According to another embodiment of the present disclosure, a method of assembling a battery pack according to an embodiment of the present disclosure includes: providing the plurality of crossbeams and the at least two rows of stacked battery cells; stacking the plurality of crossbeams and the at least two rows of stacked battery cells such that the inner crossbeams and the at least two rows of stacked battery cells are alternately stacked between the two outer crossbeams; providing the two longitudinal beams; and mechanically interconnecting the two longitudinal beams and the plurality of crossbeams with each other by the plurality of fasteners extending in a longitudinal direction of the crossbeams through the longitudinal beams and into the crossbeams. The above-mentioned method steps can be performed in any suitable order. The method allows for efficient assembly of a plurality of differently-sized battery packs by the same method by providing differently-sized longitudinal beams, differently-sized crossbeams and rows of stacked battery cells, and/or a different number of crossbeams and of rows of stacked battery cells. Stacking the plurality of crossbeams and the at least two rows of stacked battery cells such that the inner crossbeams and the at least two rows of stacked battery cells are alternately stacked between the two outer crossbeams provides a pre-assembled cell stack arrangement, including a pre-assembled battery module. The method provides that the longitudinal beams are structural parts to be built around rows of cell stacks, which may be referred to as “Pack to Cell”.
According to another embodiment of the present disclosure, a method of assembling a battery pack according to an embodiment of the present disclosure includes: providing a battery frame according to an embodiment of the present disclosure; providing a plurality of rows of stacked battery cells; and arranging one of the rows of stacked battery cells in each of the retaining sections provided by the battery frame. Accordingly, the battery frame is pre-assembled. In some embodiments, subsequent to arranging one of the rows of stacked battery cells in each of the retaining sections provided by the battery frame, the load exerted by longitudinal beams to the rows of stacked battery cells may be increased by further fastening the fasteners (e.g., by increasing the load exerted by the fasteners). For example, when the fasteners include screws and/or bolts, the load exerted by longitudinal beams to the rows of stacked battery cells may be increased by increasing the torque used to fasten the fasteners. The above-mentioned method steps can be performed in any suitable order. The method allows for efficient assembly a plurality of differently-sized battery packs by the same method by providing differently-sized longitudinal beams, differently-sized crossbeams and rows of stacked battery cells, and/or a different number of crossbeams and rows of stacked battery cells.

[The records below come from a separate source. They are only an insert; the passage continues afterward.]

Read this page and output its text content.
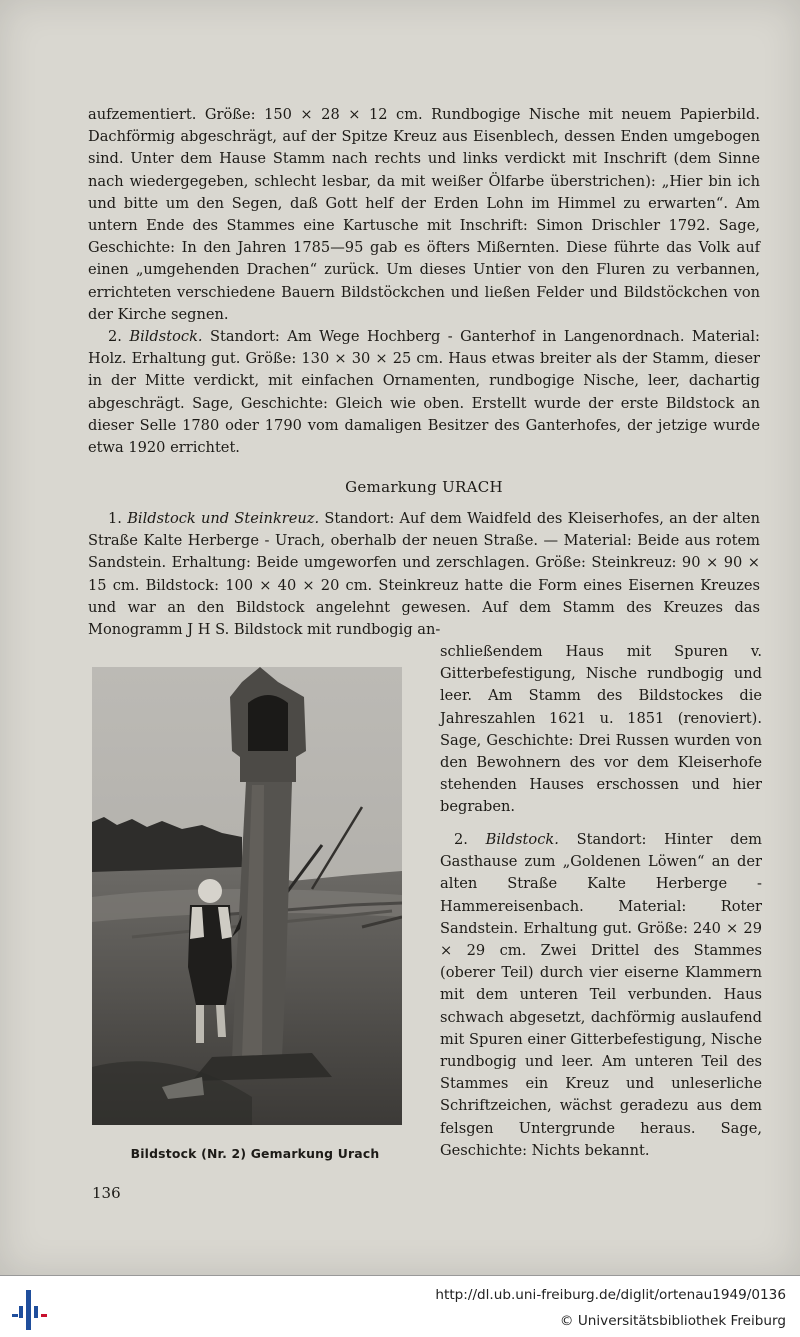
aufzementiert. Größe: 150 ⨯ 28 ⨯ 12 cm. Rundbogige Nische mit neuem Papierbild. Dachförmig abgeschrägt, auf der Spitze Kreuz aus Eisenblech, dessen Enden umgebogen sind. Unter dem Hause Stamm nach rechts und links verdickt mit Inschrift (dem Sinne nach wiedergegeben, schlecht lesbar, da mit weißer Ölfarbe überstrichen): „Hier bin ich und bitte um den Segen, daß Gott helf der Erden Lohn im Himmel zu erwarten“. Am untern Ende des Stammes eine Kartusche mit Inschrift: Simon Drischler 1792. Sage, Geschichte: In den Jahren 1785—95 gab es öfters Mißernten. Diese führte das Volk auf einen „umgehenden Drachen“ zurück. Um dieses Untier von den Fluren zu verbannen, errichteten verschiedene Bauern Bildstöckchen und ließen Felder und Bildstöckchen von der Kirche segnen.

2. Bildstock. Standort: Am Wege Hochberg - Ganterhof in Langenordnach. Material: Holz. Erhaltung gut. Größe: 130 ⨯ 30 ⨯ 25 cm. Haus etwas breiter als der Stamm, dieser in der Mitte verdickt, mit einfachen Ornamenten, rundbogige Nische, leer, dachartig abgeschrägt. Sage, Geschichte: Gleich wie oben. Erstellt wurde der erste Bildstock an dieser Selle 1780 oder 1790 vom damaligen Besitzer des Ganterhofes, der jetzige wurde etwa 1920 errichtet.

Gemarkung URACH

1. Bildstock und Steinkreuz. Standort: Auf dem Waidfeld des Kleiserhofes, an der alten Straße Kalte Herberge - Urach, oberhalb der neuen Straße. — Material: Beide aus rotem Sandstein. Erhaltung: Beide umgeworfen und zerschlagen. Größe: Steinkreuz: 90 ⨯ 90 ⨯ 15 cm. Bildstock: 100 ⨯ 40 ⨯ 20 cm. Steinkreuz hatte die Form eines Eisernen Kreuzes und war an den Bildstock angelehnt gewesen. Auf dem Stamm des Kreuzes das Monogramm J H S. Bildstock mit rundbogig an-

schließendem Haus mit Spuren v. Gitterbefestigung, Nische rundbogig und leer. Am Stamm des Bildstockes die Jahreszahlen 1621 u. 1851 (renoviert). Sage, Geschichte: Drei Russen wurden von den Bewohnern des vor dem Kleiserhofe stehenden Hauses erschossen und hier begraben.

2. Bildstock. Standort: Hinter dem Gasthause zum „Goldenen Löwen“ an der alten Straße Kalte Herberge - Hammereisenbach. Material: Roter Sandstein. Erhaltung gut. Größe: 240 ⨯ 29 ⨯ 29 cm. Zwei Drittel des Stammes (oberer Teil) durch vier eiserne Klammern mit dem unteren Teil verbunden. Haus schwach abgesetzt, dachförmig auslaufend mit Spuren einer Gitterbefestigung, Nische rundbogig und leer. Am unteren Teil des Stammes ein Kreuz und unleserliche Schriftzeichen, wächst geradezu aus dem felsgen Untergrunde heraus. Sage, Geschichte: Nichts bekannt.

Bildstock (Nr. 2) Gemarkung Urach
136
http://dl.ub.uni-freiburg.de/diglit/ortenau1949/0136
© Universitätsbibliothek Freiburg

According to one embodiment, a first battery pack and a second battery pack are assembled according to an embodiment of the present disclosure at the same production line while the first battery pack has a different size than the second battery pack. This is possible by providing differently-sized longitudinal beams, differently-sized crossbeams and rows of stacked battery cells, and/or a different number of crossbeams and rows of stacked battery cells for the first battery pack and for the second battery pack.
According to one embodiment, the first battery pack includes a different number of crossbeams and longitudinal beams having different lengths than the crossbeams and longitudinal beams of the second battery pack. This embodiment includes differently-shaped battery packs having a different number of rows of stacked battery cells and a different size of the longitudinal beam in elongation direction.
According to one embodiment, the first battery pack includes crossbeams having different lengths than the crossbeams of the second battery pack. This embodiment includes differently-shaped battery packs with the same number of rows of stacked battery cells and the same size of the longitudinal beam in an elongation direction but having a different size in the longitudinal direction of the cross-beams. Thus, each of the rows of stacked battery cells of the first battery pack may include a different number of battery cells than a row of stacked battery cells of the second battery pack.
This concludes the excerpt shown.